Fitch stated in a report released last Thursday that though the economic growth is expected to improve in all three countries, creditworthiness is not expected to rise to pre-pandemic levels.
Fitch expects the three economies to post current-account deficits in 2021-2022.
“However, the path of the pandemic and its impact on tourism, a major source of foreign exchange for all three countries, will heavily influence the prospects for external earnings,” stated Fitch in their report.
Highlighting that external liquidity stress may be relieved by financing support, Fitch noted that Maldives secured significant multilateral funding in 2020, as well as access to the G20 Debt Service Suspension Initiative (DSSI). They expect such support will continue in 2021-2022.
Fitch noted that Laos and Sri Lanka, meanwhile, face particular obstacles in accessing IMF financing, but could benefit from bilateral support, including from China.
Challenges in restoring creditworthiness appear most protracted for Sri Lanka.
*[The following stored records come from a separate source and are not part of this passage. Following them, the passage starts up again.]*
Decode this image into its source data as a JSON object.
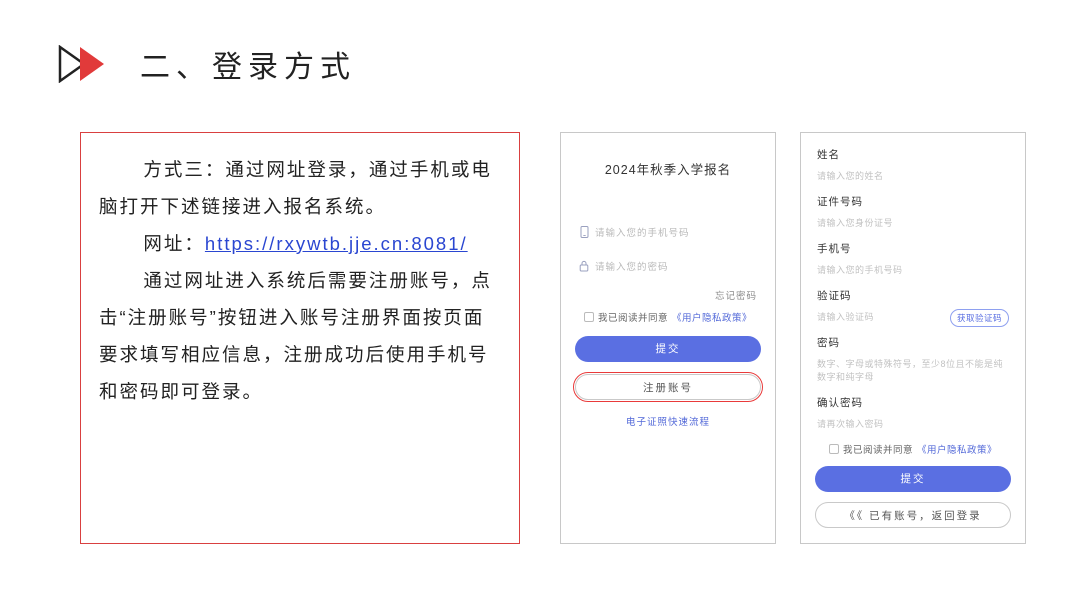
{
  "header": {
    "title": "二、登录方式"
  },
  "text": {
    "p1": "方式三：通过网址登录，通过手机或电脑打开下述链接进入报名系统。",
    "url_label": "网址：",
    "url": "https://rxywtb.jje.cn:8081/",
    "p3": "通过网址进入系统后需要注册账号，点击“注册账号”按钮进入账号注册界面按页面要求填写相应信息，注册成功后使用手机号和密码即可登录。"
  },
  "login": {
    "title": "2024年秋季入学报名",
    "phone_placeholder": "请输入您的手机号码",
    "password_placeholder": "请输入您的密码",
    "forgot": "忘记密码",
    "agree_prefix": "我已阅读并同意",
    "agree_link": "《用户隐私政策》",
    "submit": "提交",
    "register": "注册账号",
    "verify_link": "电子证照快速流程"
  },
  "signup": {
    "fields": {
      "name": {
        "label": "姓名",
        "ph": "请输入您的姓名"
      },
      "id": {
        "label": "证件号码",
        "ph": "请输入您身份证号"
      },
      "phone": {
        "label": "手机号",
        "ph": "请输入您的手机号码"
      },
      "code": {
        "label": "验证码",
        "ph": "请输入验证码",
        "get": "获取验证码"
      },
      "pwd": {
        "label": "密码",
        "ph": "数字、字母或特殊符号，至少8位且不能是纯数字和纯字母"
      },
      "pwd2": {
        "label": "确认密码",
        "ph": "请再次输入密码"
      }
    },
    "agree_prefix": "我已阅读并同意",
    "agree_link": "《用户隐私政策》",
    "submit": "提交",
    "back": "《《 已有账号，返回登录"
  }
}
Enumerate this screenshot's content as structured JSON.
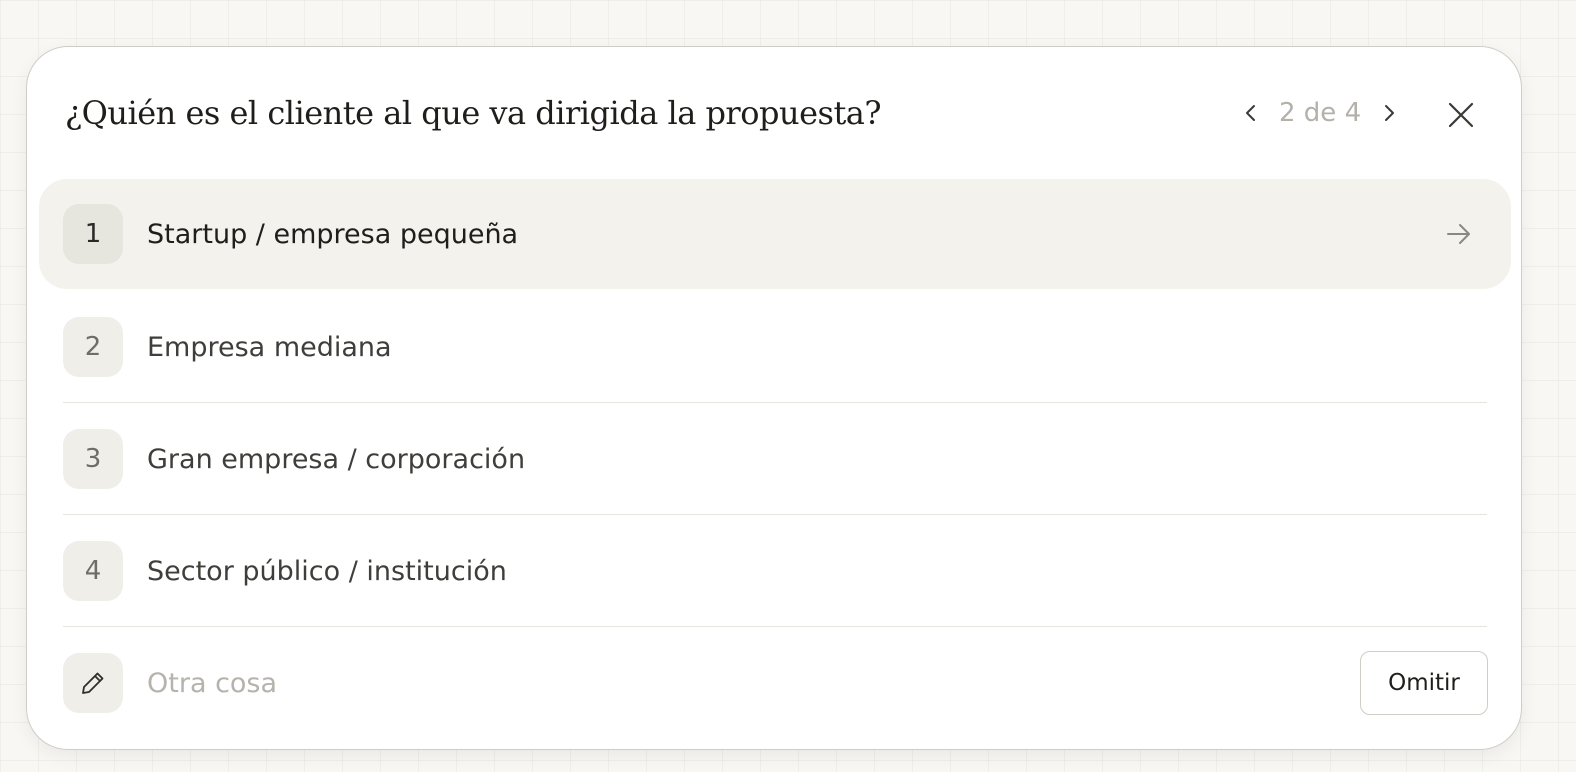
{
  "question": "¿Quién es el cliente al que va dirigida la propuesta?",
  "pager": {
    "text": "2 de 4",
    "prev_icon": "chevron-left-icon",
    "next_icon": "chevron-right-icon"
  },
  "close_icon": "close-icon",
  "options": [
    {
      "number": "1",
      "label": "Startup / empresa pequeña",
      "selected": true
    },
    {
      "number": "2",
      "label": "Empresa mediana",
      "selected": false
    },
    {
      "number": "3",
      "label": "Gran empresa / corporación",
      "selected": false
    },
    {
      "number": "4",
      "label": "Sector público / institución",
      "selected": false
    }
  ],
  "other": {
    "icon": "pencil-icon",
    "placeholder": "Otra cosa",
    "value": ""
  },
  "skip_label": "Omitir",
  "colors": {
    "selected_row_bg": "#f3f2ed",
    "number_badge_bg": "#efeee8",
    "muted_text": "#b3b1aa",
    "primary_text": "#1f1e1b"
  }
}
“Its debt burden is much larger in absolute terms than that of the Maldives and Laos. This may make it harder to find external financing solutions. Its interest costs are also higher as share of fiscal revenue, making debt sustainability more of a challenge,” said Fitch in their report.
Fitch noted that the effects of the crisis have been particularly acute in Maldives and Sri Lanka, where tourism is a large employer and foreign exchange earner.
Fitch estimates that 2020 output from Maldives plunged by 30 percent and that Sri Lanka’s economy shrank by 6.7 percent. In US-dollar terms, the nominal GDP in Maldives fell to levels last seen in 2015 – which was USD 3,423.3 per head).
Fitch said that the added economic stress caused by the pandemic contributed to a material weakening of credit metrics in both Sri Lanka and Maldives, which was a factor in their decision to downgrade the economies to ‘CCC’ in November 2020.
Fitch expects an 18 percent average growth in Maldives in 2021-2022, but stressed the forecast is vulnerable to risks around the pandemic’s impact on tourism.
The forecasts imply that real output in 2022 will still be below 2019 levels in Maldives.
Fitch expects public debt burdens will also rise in ‘CCC’ rated economies, adding to pressures on sovereign creditworthiness. The agency expects general government debt at end of 2022 to reach 105 percent in Maldives.
Fitch states Maldives’ credit ratings ratings could be upgraded if financial support from multilateral sources is sufficient to ease external liquidity pressure, for example, by broadening financing options or facilitating a sustained increase in foreign-exchange reserves.